Top Fifty Films of the 00s — Number Twenty-Seven

Top5027

#27 — Capturing the Friedmans (Andrew Jarecki, 2003)
Back in the spring, I finally watched Grey Gardens, the acclaimed 1975 documentary by the Maysles brothers and a trio of other collaborators. The more I think about it, the more is seems like the quintessential documentary of the seventies, capturing seismic shifts in social moorings and cinematic language as they were happening. Glamour is giving way to seediness and delusion as the American Century enters the dismay and descent of its golden years. It coincides with a growing expectation that cinema will capture life in all its messy authenticity, eschewing traditional narrative and other established filmmaking techniques that get in the way, if necessary. Grey Gardens is a vital document of its era, not just for what it depicts, but for how it depicts it.

It’s too early to say whether or not Capturing the Friedmans is a similarly definitive document of the decade it resides in, but it sure feels that way. Andrew Jarecki’s documentary tells the complicated and troubling story of a middle class family in New York that is rocked when the patriarch is accused of child pornography possession and then actual molestation of neighborhood boys. In relaying the main story, the film is appropriately journalistic, digging into the details in a way that is thorough but discreet. Despite the subject matter, Jarecki never lets the tone veer towards the lurid or sensationalistic. He proceeds with his revelations in a manner that mirrors the evolution of the case itself, new information emerging to cast doubt on conclusions, and then more information that cast doubt on those doubts. The film offers no absolution or condemnation, takes no sides. It examines everything imaginable, bringing the whole confusing morass to the screen.

That could have been enough. The case is adequately tricky. It would make for a compelling story just by going through it with procedural meticulousness. But Jarecki has material that is far more fascinating at his disposal. One of the sons, David Friedman, relentlessly videotaped himself and his family as they went through this ordeal, and that footage is seen throughout the film. These aren’t happy home movies, either. Certainly sometimes the camera was rolling as the Friedmans tried to enjoy each other, playing around on the household piano or grasping for the last vestiges of familial togetherness that was stripping away like ancient paint on a weather-ravaged wall. More commonly, it’s on as the family rages at one another. David tears into his mother for her disloyalty as his father meekly asks for calm, or they stand around the kitchen voicing their apoplectic confusion over the smothering darkness that’s been visited upon their house.

This isn’t a manifestation of a Jon and Kate Plus 8 culture, where relentless and repugnant exhibitionism and self-promotion swamps out any hints of sound judgment. There’s no reason to believe that David or any of the Friedmans ever expected that these tapes would be seen outside the confines of their own residences.
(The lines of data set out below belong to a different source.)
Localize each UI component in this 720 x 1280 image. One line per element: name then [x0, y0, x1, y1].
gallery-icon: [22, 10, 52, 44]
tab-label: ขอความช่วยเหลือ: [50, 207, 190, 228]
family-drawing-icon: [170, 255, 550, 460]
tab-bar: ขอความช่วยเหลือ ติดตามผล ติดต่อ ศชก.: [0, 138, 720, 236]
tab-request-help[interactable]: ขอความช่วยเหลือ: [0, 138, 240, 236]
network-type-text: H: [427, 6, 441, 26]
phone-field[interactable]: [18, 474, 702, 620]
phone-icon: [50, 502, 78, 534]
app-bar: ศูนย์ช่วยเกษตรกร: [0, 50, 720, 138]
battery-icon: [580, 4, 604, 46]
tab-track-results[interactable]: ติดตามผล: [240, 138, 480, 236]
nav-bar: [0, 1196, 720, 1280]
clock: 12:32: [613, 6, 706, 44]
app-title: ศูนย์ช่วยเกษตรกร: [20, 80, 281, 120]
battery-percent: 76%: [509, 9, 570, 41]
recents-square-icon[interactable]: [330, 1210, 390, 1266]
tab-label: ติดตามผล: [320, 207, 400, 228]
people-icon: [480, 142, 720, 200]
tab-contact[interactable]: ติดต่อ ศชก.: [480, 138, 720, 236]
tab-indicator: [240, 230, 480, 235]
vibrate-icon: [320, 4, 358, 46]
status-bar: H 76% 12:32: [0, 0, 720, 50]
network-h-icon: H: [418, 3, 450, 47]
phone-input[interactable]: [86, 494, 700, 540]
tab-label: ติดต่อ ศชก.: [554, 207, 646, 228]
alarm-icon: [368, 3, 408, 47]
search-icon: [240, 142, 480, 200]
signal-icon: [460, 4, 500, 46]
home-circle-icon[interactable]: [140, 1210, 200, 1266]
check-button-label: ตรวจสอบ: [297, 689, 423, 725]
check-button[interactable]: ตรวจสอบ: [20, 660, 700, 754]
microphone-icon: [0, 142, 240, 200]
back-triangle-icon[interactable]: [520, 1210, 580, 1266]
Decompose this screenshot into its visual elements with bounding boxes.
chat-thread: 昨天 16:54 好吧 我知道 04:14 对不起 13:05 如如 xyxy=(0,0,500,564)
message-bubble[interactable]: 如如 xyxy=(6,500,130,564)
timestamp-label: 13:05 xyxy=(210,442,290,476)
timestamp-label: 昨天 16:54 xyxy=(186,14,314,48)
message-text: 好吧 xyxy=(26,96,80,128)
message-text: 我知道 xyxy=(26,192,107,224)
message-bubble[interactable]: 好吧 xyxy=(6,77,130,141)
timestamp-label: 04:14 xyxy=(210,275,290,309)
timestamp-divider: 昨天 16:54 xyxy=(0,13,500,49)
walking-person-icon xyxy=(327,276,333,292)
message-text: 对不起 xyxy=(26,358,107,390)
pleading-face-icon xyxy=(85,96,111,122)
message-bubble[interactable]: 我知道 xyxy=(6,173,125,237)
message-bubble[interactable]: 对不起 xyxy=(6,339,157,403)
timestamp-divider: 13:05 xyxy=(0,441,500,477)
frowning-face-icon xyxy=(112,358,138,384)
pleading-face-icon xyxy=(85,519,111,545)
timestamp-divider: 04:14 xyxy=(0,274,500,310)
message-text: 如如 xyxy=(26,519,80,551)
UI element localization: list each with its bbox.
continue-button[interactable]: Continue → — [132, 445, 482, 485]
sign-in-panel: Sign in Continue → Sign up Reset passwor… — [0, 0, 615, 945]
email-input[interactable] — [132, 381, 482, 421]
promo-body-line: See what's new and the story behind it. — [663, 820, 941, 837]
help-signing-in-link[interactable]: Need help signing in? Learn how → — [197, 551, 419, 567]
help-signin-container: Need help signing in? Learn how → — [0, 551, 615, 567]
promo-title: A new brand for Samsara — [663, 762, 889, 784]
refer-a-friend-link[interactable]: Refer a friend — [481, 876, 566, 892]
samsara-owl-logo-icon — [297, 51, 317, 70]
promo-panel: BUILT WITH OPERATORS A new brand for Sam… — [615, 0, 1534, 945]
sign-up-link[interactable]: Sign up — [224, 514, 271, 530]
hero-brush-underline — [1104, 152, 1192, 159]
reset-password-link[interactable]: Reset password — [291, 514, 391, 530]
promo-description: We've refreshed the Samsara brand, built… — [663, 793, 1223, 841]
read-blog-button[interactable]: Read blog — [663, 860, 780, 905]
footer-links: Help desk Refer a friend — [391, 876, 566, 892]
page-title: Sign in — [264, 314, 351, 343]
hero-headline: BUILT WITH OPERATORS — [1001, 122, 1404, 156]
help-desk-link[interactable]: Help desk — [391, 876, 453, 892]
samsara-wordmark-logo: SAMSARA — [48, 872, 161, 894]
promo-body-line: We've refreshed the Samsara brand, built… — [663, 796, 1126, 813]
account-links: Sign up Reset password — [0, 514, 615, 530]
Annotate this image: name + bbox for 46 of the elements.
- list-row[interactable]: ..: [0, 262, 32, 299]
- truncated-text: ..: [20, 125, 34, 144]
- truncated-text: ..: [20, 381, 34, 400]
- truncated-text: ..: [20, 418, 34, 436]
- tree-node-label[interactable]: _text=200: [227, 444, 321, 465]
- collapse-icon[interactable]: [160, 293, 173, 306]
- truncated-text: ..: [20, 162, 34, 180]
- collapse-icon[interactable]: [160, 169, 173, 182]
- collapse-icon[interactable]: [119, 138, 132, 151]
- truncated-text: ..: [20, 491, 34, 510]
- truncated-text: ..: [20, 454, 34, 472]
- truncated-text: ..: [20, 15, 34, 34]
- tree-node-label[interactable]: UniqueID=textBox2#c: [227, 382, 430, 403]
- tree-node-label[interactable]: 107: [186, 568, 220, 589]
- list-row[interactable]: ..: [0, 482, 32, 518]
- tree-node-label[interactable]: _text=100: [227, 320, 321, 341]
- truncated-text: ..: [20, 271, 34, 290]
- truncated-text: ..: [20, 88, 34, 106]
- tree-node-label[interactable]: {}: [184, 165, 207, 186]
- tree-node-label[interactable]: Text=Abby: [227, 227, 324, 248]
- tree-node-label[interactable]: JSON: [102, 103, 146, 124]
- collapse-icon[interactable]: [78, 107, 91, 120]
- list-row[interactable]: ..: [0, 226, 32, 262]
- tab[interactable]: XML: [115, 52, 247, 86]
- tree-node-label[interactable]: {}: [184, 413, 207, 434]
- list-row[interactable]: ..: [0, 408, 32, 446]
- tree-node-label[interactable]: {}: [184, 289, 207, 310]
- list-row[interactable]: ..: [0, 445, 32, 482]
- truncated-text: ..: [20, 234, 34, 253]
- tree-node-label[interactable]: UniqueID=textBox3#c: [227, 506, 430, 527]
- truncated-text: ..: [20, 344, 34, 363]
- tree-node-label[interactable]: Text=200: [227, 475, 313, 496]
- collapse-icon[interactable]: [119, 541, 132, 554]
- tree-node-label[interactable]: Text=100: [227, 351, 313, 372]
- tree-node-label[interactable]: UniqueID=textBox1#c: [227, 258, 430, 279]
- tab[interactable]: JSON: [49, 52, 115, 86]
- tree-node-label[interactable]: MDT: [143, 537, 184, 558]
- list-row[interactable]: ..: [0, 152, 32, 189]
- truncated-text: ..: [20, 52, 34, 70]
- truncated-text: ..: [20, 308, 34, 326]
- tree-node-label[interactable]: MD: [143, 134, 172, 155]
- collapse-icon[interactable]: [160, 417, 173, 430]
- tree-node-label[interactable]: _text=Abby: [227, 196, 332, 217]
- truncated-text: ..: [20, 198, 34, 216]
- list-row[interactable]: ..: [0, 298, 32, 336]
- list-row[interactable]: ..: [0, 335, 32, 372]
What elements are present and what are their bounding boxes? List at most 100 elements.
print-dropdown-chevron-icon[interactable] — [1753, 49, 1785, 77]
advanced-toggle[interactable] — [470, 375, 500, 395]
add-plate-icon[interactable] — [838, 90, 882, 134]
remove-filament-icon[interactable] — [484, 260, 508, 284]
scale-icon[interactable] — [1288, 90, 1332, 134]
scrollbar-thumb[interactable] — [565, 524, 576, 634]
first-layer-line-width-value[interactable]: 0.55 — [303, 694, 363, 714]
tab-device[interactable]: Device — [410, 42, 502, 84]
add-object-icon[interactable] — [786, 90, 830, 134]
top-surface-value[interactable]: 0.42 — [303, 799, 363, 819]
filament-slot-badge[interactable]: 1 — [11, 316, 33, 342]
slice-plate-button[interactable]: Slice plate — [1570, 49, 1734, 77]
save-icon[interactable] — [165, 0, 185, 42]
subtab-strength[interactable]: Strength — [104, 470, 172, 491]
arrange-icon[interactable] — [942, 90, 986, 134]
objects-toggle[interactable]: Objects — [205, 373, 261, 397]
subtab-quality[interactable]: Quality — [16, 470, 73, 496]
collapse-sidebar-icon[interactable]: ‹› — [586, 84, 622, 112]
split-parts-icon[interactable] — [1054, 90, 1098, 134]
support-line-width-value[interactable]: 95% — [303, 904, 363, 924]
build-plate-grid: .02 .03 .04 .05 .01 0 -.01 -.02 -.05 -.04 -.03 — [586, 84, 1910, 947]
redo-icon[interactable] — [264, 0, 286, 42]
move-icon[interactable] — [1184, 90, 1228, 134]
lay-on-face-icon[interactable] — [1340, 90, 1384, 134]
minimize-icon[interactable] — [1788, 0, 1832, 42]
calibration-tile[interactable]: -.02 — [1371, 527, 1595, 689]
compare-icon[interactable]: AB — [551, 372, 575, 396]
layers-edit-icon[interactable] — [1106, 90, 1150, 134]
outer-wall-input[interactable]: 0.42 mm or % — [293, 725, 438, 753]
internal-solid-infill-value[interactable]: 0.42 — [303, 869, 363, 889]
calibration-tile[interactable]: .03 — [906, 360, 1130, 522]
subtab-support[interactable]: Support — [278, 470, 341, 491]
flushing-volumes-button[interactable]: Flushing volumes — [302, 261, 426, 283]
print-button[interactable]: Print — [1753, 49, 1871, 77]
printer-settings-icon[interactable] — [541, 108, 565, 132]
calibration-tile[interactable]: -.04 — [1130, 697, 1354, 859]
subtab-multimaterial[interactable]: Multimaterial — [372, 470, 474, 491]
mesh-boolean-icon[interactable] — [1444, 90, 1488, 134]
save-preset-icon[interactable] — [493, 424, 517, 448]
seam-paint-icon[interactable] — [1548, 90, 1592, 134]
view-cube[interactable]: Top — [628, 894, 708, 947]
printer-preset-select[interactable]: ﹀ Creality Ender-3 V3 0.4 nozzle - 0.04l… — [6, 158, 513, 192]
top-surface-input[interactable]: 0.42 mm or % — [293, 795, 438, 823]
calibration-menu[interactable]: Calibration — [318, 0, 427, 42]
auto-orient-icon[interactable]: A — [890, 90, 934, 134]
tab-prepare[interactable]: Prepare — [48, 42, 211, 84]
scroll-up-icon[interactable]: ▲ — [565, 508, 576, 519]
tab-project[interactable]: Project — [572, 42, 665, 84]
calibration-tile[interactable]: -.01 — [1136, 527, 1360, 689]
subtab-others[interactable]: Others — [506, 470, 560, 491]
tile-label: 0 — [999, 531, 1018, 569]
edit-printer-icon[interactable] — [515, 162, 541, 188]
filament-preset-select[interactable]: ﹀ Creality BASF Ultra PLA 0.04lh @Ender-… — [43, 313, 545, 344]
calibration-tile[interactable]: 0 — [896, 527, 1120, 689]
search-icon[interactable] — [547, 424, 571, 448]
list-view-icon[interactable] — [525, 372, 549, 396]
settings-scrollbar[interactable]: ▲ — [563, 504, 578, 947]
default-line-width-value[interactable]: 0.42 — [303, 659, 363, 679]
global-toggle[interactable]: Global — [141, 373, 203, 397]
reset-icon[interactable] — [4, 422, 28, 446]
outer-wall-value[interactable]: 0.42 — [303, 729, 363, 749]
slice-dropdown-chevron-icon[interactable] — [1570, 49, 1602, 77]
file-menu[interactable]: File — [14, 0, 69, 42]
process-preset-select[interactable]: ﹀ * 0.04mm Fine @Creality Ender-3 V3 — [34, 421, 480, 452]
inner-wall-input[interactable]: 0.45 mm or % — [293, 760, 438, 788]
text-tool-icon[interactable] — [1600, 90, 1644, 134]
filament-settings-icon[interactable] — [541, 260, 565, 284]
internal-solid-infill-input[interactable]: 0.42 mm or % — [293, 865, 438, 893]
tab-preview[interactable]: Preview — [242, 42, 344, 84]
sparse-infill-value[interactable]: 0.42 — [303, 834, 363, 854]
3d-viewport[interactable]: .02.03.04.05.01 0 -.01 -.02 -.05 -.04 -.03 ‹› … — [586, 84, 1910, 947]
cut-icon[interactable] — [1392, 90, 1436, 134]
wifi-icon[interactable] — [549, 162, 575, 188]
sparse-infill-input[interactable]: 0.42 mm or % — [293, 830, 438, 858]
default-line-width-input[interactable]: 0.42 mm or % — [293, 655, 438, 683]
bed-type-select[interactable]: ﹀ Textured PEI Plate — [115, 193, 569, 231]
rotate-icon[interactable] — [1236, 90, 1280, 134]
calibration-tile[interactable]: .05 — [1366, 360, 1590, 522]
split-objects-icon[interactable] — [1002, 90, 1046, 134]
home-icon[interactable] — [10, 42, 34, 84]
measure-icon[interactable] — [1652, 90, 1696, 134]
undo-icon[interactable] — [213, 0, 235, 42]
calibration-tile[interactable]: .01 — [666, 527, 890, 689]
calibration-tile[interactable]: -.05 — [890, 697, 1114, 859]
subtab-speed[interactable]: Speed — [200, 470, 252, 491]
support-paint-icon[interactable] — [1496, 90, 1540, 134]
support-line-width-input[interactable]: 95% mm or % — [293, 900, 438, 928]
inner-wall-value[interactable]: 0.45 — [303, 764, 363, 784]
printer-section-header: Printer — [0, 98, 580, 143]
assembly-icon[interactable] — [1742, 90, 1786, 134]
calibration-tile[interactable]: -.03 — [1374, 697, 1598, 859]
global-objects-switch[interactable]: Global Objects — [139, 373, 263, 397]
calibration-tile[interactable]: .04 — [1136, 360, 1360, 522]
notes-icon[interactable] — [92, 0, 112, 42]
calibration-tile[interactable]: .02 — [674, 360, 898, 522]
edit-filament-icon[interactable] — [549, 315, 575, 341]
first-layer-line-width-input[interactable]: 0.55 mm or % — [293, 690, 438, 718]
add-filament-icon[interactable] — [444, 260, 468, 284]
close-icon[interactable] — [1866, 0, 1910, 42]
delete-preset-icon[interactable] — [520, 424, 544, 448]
Indeed, watching the raw emotions get exchanged, it’s hard to believe any of these people hoped or planned to revisit these scenes in any way. Instead, it sometimes seems that the camera becomes a necessary party for having the hardest conversations, dealing with the toughest emotions. When David sets up the camera while he’s alone in his bedroom specifically so he can weep and wail and vent his anguish, it’s a moment of startling intimacy that seems especially pertinent for our time. Is it that we’ve all been so trained by the confessional interviews on an endless stream of reality shows that we feel this is the most appropriate means to find a gateway to our inner pain? Or have we simply reached the point where our capability to document the highs and lows of daily existence has grown to such all-encompassing proportions that things don’t even seem real anymore unless we’ve got some sort of digital copy for later review? Does David set up that camera out of self-preservation or some other sort of necessity? If a tree falls in the forest and no one puts it on YouTube, does it even make a noise? Did it even fall?

There are so many more elements that speak to who we are now, maybe who we’ve always been: the fragility of the family unit, the deceptions we engage in when we can’t deal with the most damnable parts of ourselves, the eternal elusiveness of hard, definite truth. The movie doesn’t do this by pressing in on those sorts of big questions, by putting forth heavy, portentous thoughts on the nature of our ongoing challenges. It does it by focusing with fierce precision on its story, Andrew Jarecki seemingly aware that the best route to the universal is through the specific. Capturing the Friedmans doesn’t provide answers. Like any great documentary, it’s too busy raising more, larger, broader questions.